If the comparison returns true, the game will execute the code in the <then_branch>. If false, the <else_branch> may be executed if present, otherwise the block is skipped.
The branches may consist of a single command, or if multiple commands need to be executed, a block of code enclosed in curly braces ("{" and "}"). For performance reasons, do not use curly braces for single commands.
To negate a conditional (e.g. you want to compute a nand) place a nullop inside the <then> branch, and put the code to be executed inside the <else> branch.
See also: Else
Chaining if statements
To check for more than a single condition, the if statements will need to be chained.
If done without curly braces, this acts in much the same way as && does in C/C++ syntax.

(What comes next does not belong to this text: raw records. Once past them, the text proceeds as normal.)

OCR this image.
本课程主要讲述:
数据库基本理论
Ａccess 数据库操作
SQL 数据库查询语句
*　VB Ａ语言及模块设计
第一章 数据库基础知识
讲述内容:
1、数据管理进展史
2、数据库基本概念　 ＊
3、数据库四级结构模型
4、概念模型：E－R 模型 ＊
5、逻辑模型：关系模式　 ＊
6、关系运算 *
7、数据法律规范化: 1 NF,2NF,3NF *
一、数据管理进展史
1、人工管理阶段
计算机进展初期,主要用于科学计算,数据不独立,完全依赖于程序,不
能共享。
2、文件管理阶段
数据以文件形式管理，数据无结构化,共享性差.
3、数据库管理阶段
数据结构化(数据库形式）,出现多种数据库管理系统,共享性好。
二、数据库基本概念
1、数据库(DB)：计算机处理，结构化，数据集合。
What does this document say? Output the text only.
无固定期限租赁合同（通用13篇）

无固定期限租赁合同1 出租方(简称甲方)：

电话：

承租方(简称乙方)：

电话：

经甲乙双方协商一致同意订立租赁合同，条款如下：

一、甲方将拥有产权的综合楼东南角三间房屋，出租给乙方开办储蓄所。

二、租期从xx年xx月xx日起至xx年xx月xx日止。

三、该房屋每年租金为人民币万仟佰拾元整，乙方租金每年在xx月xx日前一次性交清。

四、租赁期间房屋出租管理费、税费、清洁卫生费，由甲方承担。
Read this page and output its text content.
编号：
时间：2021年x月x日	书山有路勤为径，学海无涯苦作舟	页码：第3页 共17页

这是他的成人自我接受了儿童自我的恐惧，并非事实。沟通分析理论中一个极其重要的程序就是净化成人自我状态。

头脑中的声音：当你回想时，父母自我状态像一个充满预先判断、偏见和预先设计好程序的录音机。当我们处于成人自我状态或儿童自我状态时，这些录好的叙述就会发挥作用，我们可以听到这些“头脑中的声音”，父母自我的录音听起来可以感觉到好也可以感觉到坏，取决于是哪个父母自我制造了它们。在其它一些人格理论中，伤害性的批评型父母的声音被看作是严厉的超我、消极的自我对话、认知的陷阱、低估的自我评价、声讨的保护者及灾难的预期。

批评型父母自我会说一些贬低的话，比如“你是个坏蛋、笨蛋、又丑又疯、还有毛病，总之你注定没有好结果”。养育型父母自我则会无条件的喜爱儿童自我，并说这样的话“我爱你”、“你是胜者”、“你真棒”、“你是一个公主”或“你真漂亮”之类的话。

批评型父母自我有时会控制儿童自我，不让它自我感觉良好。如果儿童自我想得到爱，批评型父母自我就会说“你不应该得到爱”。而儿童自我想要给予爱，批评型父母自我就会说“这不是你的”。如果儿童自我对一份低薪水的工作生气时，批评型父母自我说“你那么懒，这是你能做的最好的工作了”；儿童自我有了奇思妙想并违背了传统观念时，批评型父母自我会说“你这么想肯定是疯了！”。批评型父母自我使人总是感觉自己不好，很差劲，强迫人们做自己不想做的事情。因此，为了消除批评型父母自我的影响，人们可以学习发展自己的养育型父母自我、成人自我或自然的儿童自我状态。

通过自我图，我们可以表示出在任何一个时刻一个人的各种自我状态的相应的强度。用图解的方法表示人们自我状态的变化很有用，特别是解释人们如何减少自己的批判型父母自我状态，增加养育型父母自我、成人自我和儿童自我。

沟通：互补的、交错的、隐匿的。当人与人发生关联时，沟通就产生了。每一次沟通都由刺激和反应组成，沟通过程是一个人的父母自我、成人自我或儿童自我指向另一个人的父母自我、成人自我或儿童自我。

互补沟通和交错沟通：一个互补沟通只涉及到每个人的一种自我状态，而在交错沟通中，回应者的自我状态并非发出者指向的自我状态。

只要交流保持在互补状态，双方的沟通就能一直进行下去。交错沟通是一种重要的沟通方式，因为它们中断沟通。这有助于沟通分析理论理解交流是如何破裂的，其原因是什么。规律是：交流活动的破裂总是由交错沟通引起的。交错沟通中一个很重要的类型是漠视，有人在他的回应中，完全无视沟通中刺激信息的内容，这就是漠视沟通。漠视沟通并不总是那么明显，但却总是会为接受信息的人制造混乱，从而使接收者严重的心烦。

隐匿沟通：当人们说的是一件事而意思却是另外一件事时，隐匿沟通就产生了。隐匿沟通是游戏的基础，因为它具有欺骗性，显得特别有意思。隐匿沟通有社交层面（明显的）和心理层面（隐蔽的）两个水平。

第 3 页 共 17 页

Namely, an else branch that follows the if chain will be executed if any of the preceeding if conditionals returns false.
Example
definequote 100 Hello World
set temp 0
ife temp 1
ife temp 0
{
nullop
}
else
{
// will be executed if either of the above conditionals returns false
quote 100
}
This may be counterintuitive, as C/C++ and other programming languages only associate the else statement to a single if, usually the one in the same context, which is not the case in CON.
Types of ifvar conditions
| Conditional | C/C++ | Math | Description | |
|---|---|---|---|---|
| e | == | = | equal to | |
| n | != | ≠ | not equal to | |
| g | > | > | greater than | |
| ge | >= | ≥ | greater or equals | |
| a | unsigned greater than (both operands) | |||
| ae | unsigned greater or equal (both operands) | |||
| l | < | < | less than | |
| le | <= | ≤ | less or equal | |
| b | unsigned less than (both operands) | |||
| be | unsigned less or equal (both operands) | |||
| and | & | bitwise AND | ||
| or | | | bitwise OR | ||
| xor | ^ | bitwise XOR | ||
| both | && | logical AND: both are non-zero | ||
| either | || | logical OR: either are non-zero |
Commands with an additional "var" suffix take gamevars rather than constants or defined labels for their inputs. As an alternate short form, "varvar" can be dropped from these commands; for example ife serves an an alias for ifvarvare.